As the proportion of heavier crudes sharply increased in U.S. refineries feedstocks, production of petroleum coke in the U.S. jumped to 21.9 million metric tons in 1988 from less than 5 million metric tons in 1960.

The current supply of U.S. coke is enough to generate 7-10 million kw of power, CPC said.

Most U.S. coke is exported to Europe and East Asia.

Cement manufacturers in Northwest Europe and the Mediterranean account for more than half the U.S. exports of coke to Europe. Japan, however, is the biggest single importer of U.S. coke, used mainly in small industrial boilers or steel manufacture.

Prices for high sulfur petroleum coke exports from the U.S. Gulf Coast have been weak for some time, currently about $19/metric ton, CPC said.
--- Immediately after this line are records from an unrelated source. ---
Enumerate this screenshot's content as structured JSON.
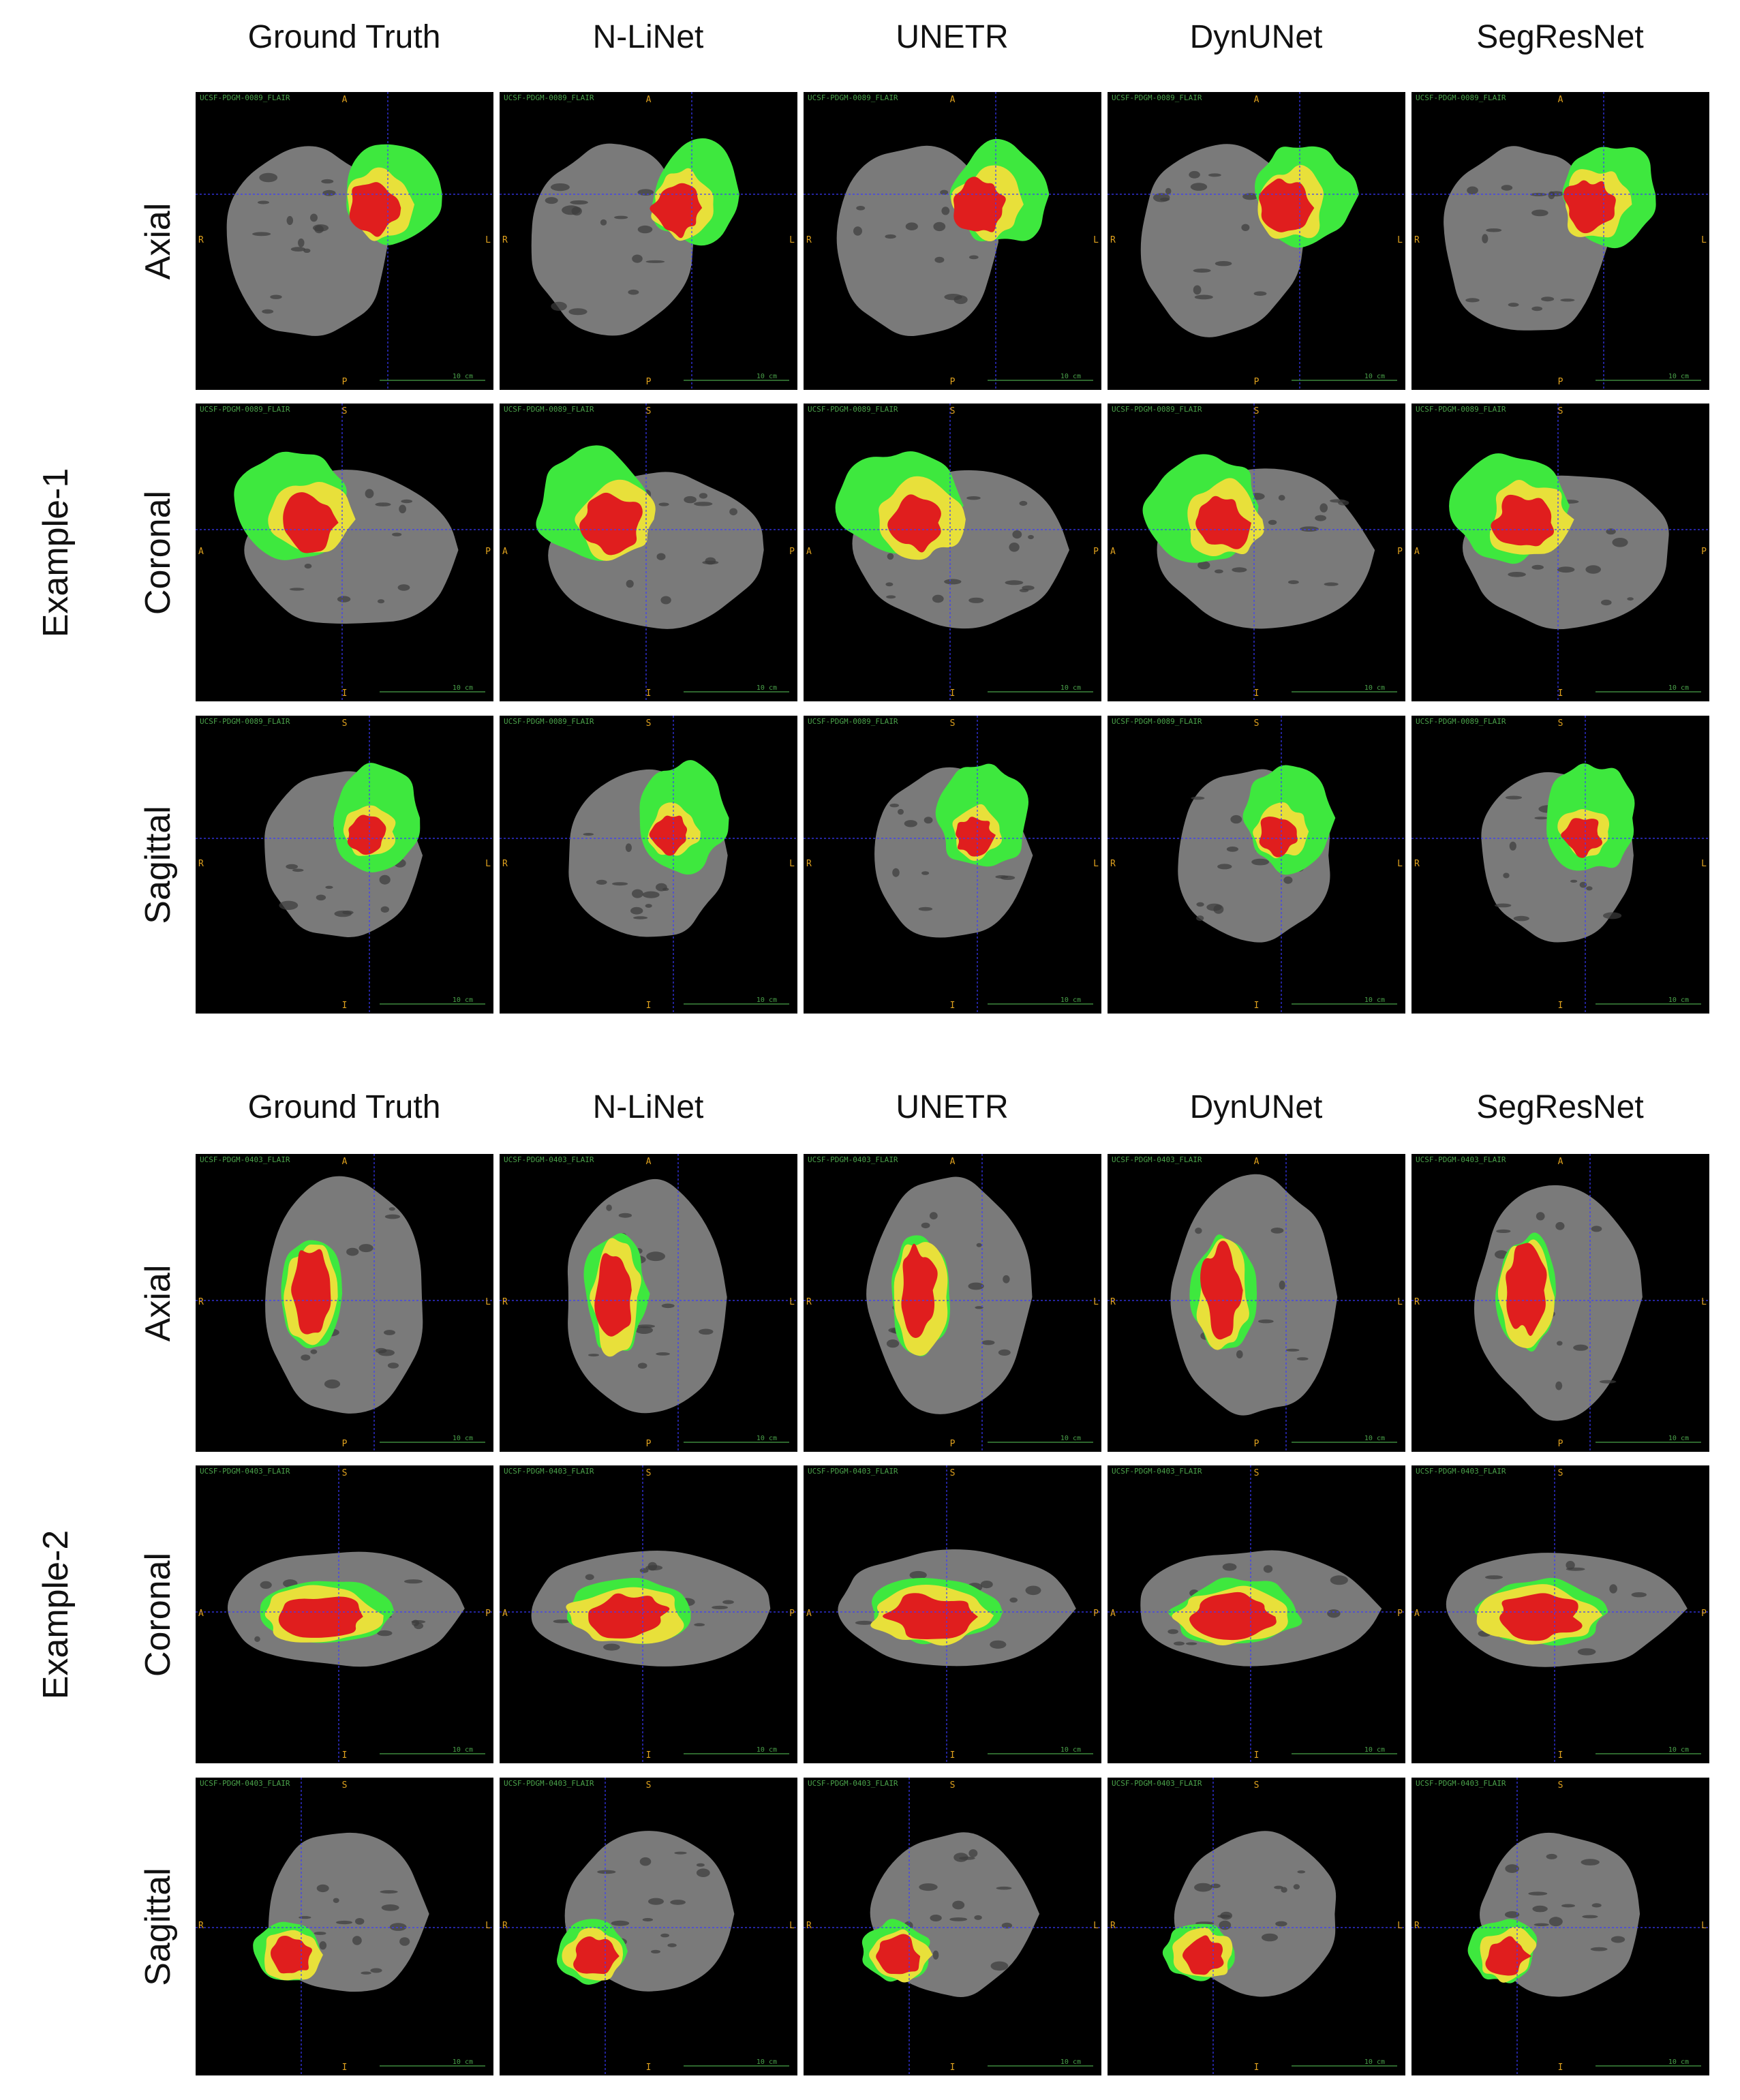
{
  "columns": [
    "Ground Truth",
    "N-LiNet",
    "UNETR",
    "DynUNet",
    "SegResNet"
  ],
  "rows": [
    "Axial",
    "Coronal",
    "Sagittal"
  ],
  "examples": [
    {
      "label": "Example-1",
      "ids": [
        "UCSF-PDGM-0089_FLAIR",
        "UCSF-PDGM-0089_FLAIR",
        "UCSF-PDGM-0089_FLAIR"
      ],
      "orientation": {
        "Axial": {
          "top": "A",
          "bottom": "P",
          "left": "R",
          "right": "L"
        },
        "Coronal": {
          "top": "S",
          "bottom": "I",
          "left": "A",
          "right": "P"
        },
        "Sagittal": {
          "top": "S",
          "bottom": "I",
          "left": "R",
          "right": "L"
        }
      }
    },
    {
      "label": "Example-2",
      "ids": [
        "UCSF-PDGM-0403_FLAIR",
        "UCSF-PDGM-0403_FLAIR",
        "UCSF-PDGM-0403_FLAIR"
      ],
      "orientation": {
        "Axial": {
          "top": "A",
          "bottom": "P",
          "left": "R",
          "right": "L"
        },
        "Coronal": {
          "top": "S",
          "bottom": "I",
          "left": "A",
          "right": "P"
        },
        "Sagittal": {
          "top": "S",
          "bottom": "I",
          "left": "R",
          "right": "L"
        }
      }
    }
  ],
  "scale_label": "10 cm",
  "colors": {
    "background": "#000000",
    "brain": "#7a7a7a",
    "edema": "#3ee83e",
    "enhancing": "#e8e03a",
    "necrosis": "#e01e1e",
    "crosshair": "#3a3aff",
    "orientation_text": "#e0a21e",
    "info_text": "#4aa24a"
  }
}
Beyond its premium use in aluminum smelting, demand for petroleum coke hinges on its price relative to other fuels, mainly coal. Tracking the world spot price of steam coal, petroleum coke is sold mainly into the export market in relatively small cargoes as needed without long term contracts, CPC said.

COKE PROS, CONS

Petroleum coke's high heating value-14,500 BTU/lb vs. 14,000 BTU/lb for bituminous coal, 9,600 BTU/lb for low quality coal, and 4,500 BTU/lb for wood-ordinarily would make it an attractive boiler fuel.

However, petroleum coke has a high sulfur content at 1-5 lb/MMBTU, which limits its use in standard combustion systems because of potential high SO2 emissions and scrubbing costs. It also features a low volatility content at 5-10 wt %, which often calls for cofiring with other fuels to maintain smooth combustion in most boiler systems.

In addition, petroleum coke has a low inherent ash content and nitrogen levels comparable with coal.

Because of its low cost and high heating value, petroleum coke is competitive with residual oil and coal, even after allowing for transportation costs over long distances, CPC said.

The Harbert companies stepped up development of fluid coke combustion technology because future refinery upgrading will cut supplies of delayed coke and boost the supplies of fluid coke.